Let's not forget about healthcare providers and healthcare accessibility. You know, the familiarity of doctors, hospitals, and certain care providers is essential. Let's face it, it's a trust relationship, especially as we age, and moving slowly for proximity to family might mean sacrificing accessibility to the healthcare infrastructure that you become accustomed to. So consider the trade-offs and ensure that your new location meets your medical needs.

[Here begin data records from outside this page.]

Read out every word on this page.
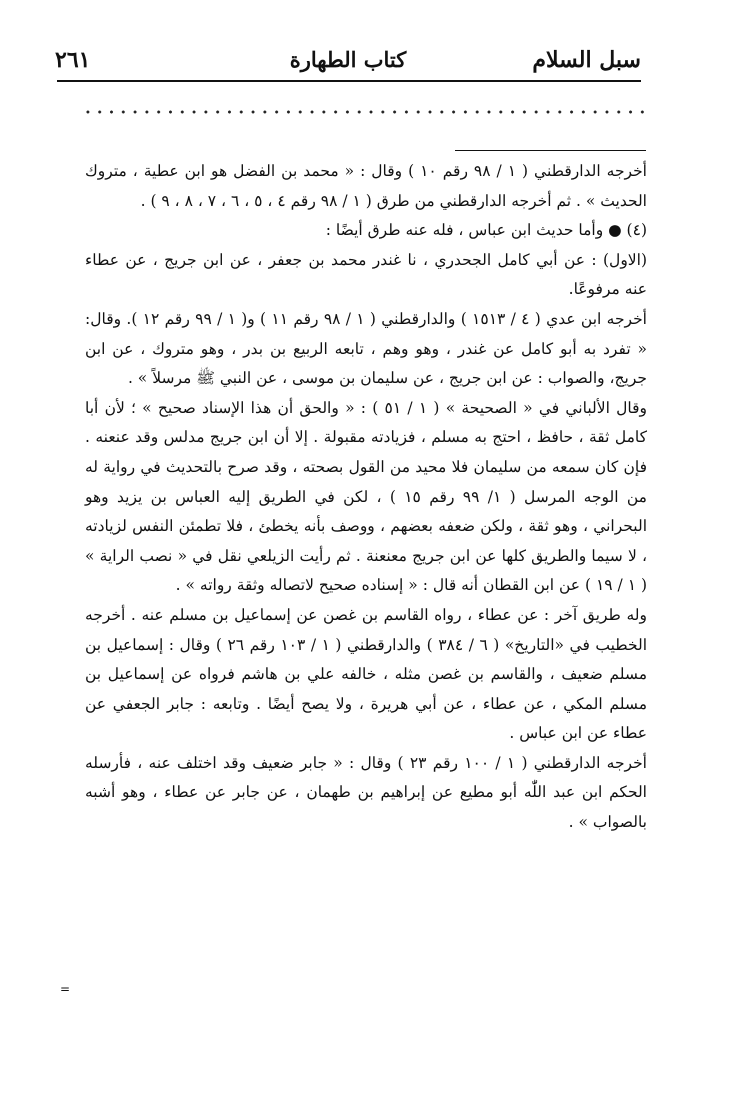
سبل السلام
كتاب الطهارة
٢٦١

أخرجه الدارقطني ( ١ / ٩٨ رقم ١٠ ) وقال : « محمد بن الفضل هو ابن عطية ، متروك الحديث » . ثم أخرجه الدارقطني من طرق ( ١ / ٩٨ رقم ٤ ، ٥ ، ٦ ، ٧ ، ٨ ، ٩ ) .

(٤) ● وأما حديث ابن عباس ، فله عنه طرق أيضًا :

(الاول) : عن أبي كامل الجحدري ، نا غندر محمد بن جعفر ، عن ابن جريج ، عن عطاء عنه مرفوعًا.

أخرجه ابن عدي ( ٤ / ١٥١٣ ) والدارقطني ( ١ / ٩٨ رقم ١١ ) و( ١ / ٩٩ رقم ١٢ ). وقال: « تفرد به أبو كامل عن غندر ، وهو وهم ، تابعه الربيع بن بدر ، وهو متروك ، عن ابن جريج، والصواب : عن ابن جريج ، عن سليمان بن موسى ، عن النبي ﷺ مرسلاً » .

وقال الألباني في « الصحيحة » ( ١ / ٥١ ) : « والحق أن هذا الإسناد صحيح » ؛ لأن أبا كامل ثقة ، حافظ ، احتج به مسلم ، فزيادته مقبولة . إلا أن ابن جريج مدلس وقد عنعنه . فإن كان سمعه من سليمان فلا محيد من القول بصحته ، وقد صرح بالتحديث في رواية له من الوجه المرسل ( ١/ ٩٩ رقم ١٥ ) ، لكن في الطريق إليه العباس بن يزيد وهو البحراني ، وهو ثقة ، ولكن ضعفه بعضهم ، ووصف بأنه يخطئ ، فلا تطمئن النفس لزيادته ، لا سيما والطريق كلها عن ابن جريج معنعنة . ثم رأيت الزيلعي نقل في « نصب الراية » ( ١ / ١٩ ) عن ابن القطان أنه قال : « إسناده صحيح لاتصاله وثقة رواته » .

وله طريق آخر : عن عطاء ، رواه القاسم بن غصن عن إسماعيل بن مسلم عنه . أخرجه الخطيب في «التاريخ» ( ٦ / ٣٨٤ ) والدارقطني ( ١ / ١٠٣ رقم ٢٦ ) وقال : إسماعيل بن مسلم ضعيف ، والقاسم بن غصن مثله ، خالفه علي بن هاشم فرواه عن إسماعيل بن مسلم المكي ، عن عطاء ، عن أبي هريرة ، ولا يصح أيضًا . وتابعه : جابر الجعفي عن عطاء عن ابن عباس .

أخرجه الدارقطني ( ١ / ١٠٠ رقم ٢٣ ) وقال : « جابر ضعيف وقد اختلف عنه ، فأرسله الحكم ابن عبد اللّٰه أبو مطيع عن إبراهيم بن طهمان ، عن جابر عن عطاء ، وهو أشبه بالصواب » .

=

Downsizing or right-sizing?

Now, let's address the term downsizing, or, as I like to call it, right-sizing. Rather than thinking of it as downsizing. View it as aligning your living situation with your current needs. If your house is too large, as it often is, it might be time to find a home that's just right for your current lifestyle and your current needs. Now, this could mean staying in the same area close to friends and community, with an extra bedroom for when family visits. Remember, in this decision, the climate is mission-critical. There's a good reason that states like Florida with its warm climate are known for retiring, too. And make sure that you'll love the weather wherever you go.

Bottom line

In conclusion, deciding where to live your golden years. It's a complex decision, and it's about finding the right size for your current situation emotionally, socially, and physically. Consider who you love being with. Be it family, friends, or church community. And look, it's important to prioritize your happiness and your well-being. Remember, the key is to make a decision that aligns with your heart and brings you joy.